How do quantum mechanics and general relativity conflict?

1 Answer
Apr 7, 2018

One example is quantum entanglement.


Off the top of my head, one conflict is between quantum entanglement and relativity, though this conflict has been "explained away" in a sense.

Two objects are entangled if knowing information about one object allows you to know information about a second object, which you have not made a direct measurement of.

Quantum mechanics says that if the state of an object/particle is unknown, before a measurement is made, the object simultaneously possesses all possible values for that measurement. When a measurement is made, the superposition state is disturbed, the wave function collapses, and a single value/property is observed.

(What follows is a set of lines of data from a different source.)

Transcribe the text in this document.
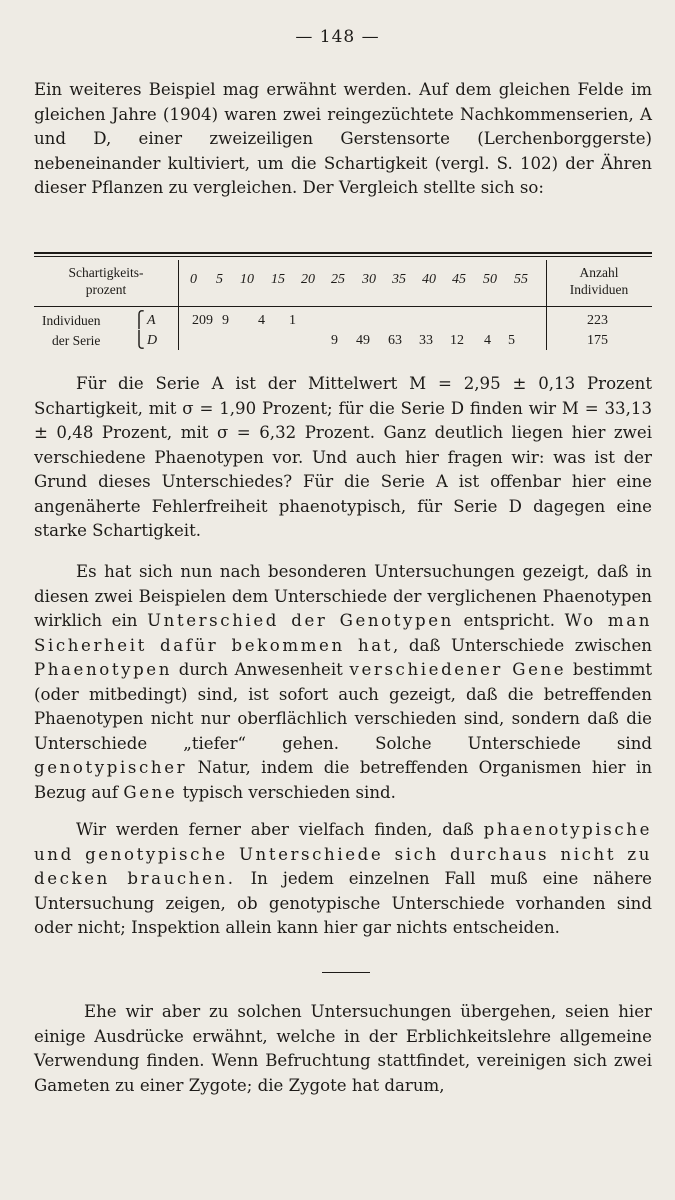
— 148 —

Ein weiteres Beispiel mag erwähnt werden. Auf dem gleichen Felde im gleichen Jahre (1904) waren zwei reingezüchtete Nachkommenserien, A und D, einer zweizeiligen Gerstensorte (Lerchenborggerste) nebeneinander kultiviert, um die Schartigkeit (vergl. S. 102) der Ähren dieser Pflanzen zu vergleichen. Der Vergleich stellte sich so:

Schartigkeits-
prozent
Anzahl
Individuen
0 5 10 15 20 25 30 35 40 45 50 55
Individuen
der Serie
⎧
⎩
A
D
209 9 4 1
9 49 63 33 12 4 5
223
175

Für die Serie A ist der Mittelwert M = 2,95 ± 0,13 Prozent Schartigkeit, mit σ = 1,90 Prozent; für die Serie D finden wir M = 33,13 ± 0,48 Prozent, mit σ = 6,32 Prozent. Ganz deutlich liegen hier zwei verschiedene Phaenotypen vor. Und auch hier fragen wir: was ist der Grund dieses Unterschiedes? Für die Serie A ist offenbar hier eine angenäherte Fehlerfreiheit phaenotypisch, für Serie D dagegen eine starke Schartigkeit.

Es hat sich nun nach besonderen Untersuchungen gezeigt, daß in diesen zwei Beispielen dem Unterschiede der verglichenen Phaenotypen wirklich ein Unterschied der Genotypen entspricht. Wo man Sicherheit dafür bekommen hat, daß Unterschiede zwischen Phaenotypen durch Anwesenheit verschiedener Gene bestimmt (oder mitbedingt) sind, ist sofort auch gezeigt, daß die betreffenden Phaenotypen nicht nur oberflächlich verschieden sind, sondern daß die Unterschiede „tiefer“ gehen. Solche Unterschiede sind genotypischer Natur, indem die betreffenden Organismen hier in Bezug auf Gene typisch verschieden sind.

Wir werden ferner aber vielfach finden, daß phaenotypische und genotypische Unterschiede sich durchaus nicht zu decken brauchen. In jedem einzelnen Fall muß eine nähere Untersuchung zeigen, ob genotypische Unterschiede vorhanden sind oder nicht; Inspektion allein kann hier gar nichts entscheiden.

Ehe wir aber zu solchen Untersuchungen übergehen, seien hier einige Ausdrücke erwähnt, welche in der Erblichkeitslehre allgemeine Verwendung finden. Wenn Befruchtung stattfindet, vereinigen sich zwei Gameten zu einer Zygote; die Zygote hat darum,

Quantum entanglement says that if two objects are entangled and a measurement of the state of one of the objects is made, the wave function of the first object collapses from the superposition of states to a single possibility, which causes the wave function of the entangled object to collapse as well, giving both objects "definite" properties when only one of the objects was measured. This implies that the objects are "communicating" in a sense.

Einstein tried to use this notion to disprove QM by devising a thought experiment which, in essense, said that if you took two entangled objects to opposite sides of the universe and made a measurement of one, somehow that object would have to send information to the other object and tell it which state it needed to assume. If you had your friend on the opposite side of the universe make a measurement of one of the entangled objects a split second after you did, that information would have to travel an unfathomably large distance in a very small amount of time, i.e. faster than the speed of light (EPR paradox). This directly violates Einstein's theory of relativity.

However, the no-communication theorem proposed that QM does not actually result in a paradox, and relativity is not violated there.

This is just one example; there are other reasons why QM and relativity do not get along so well.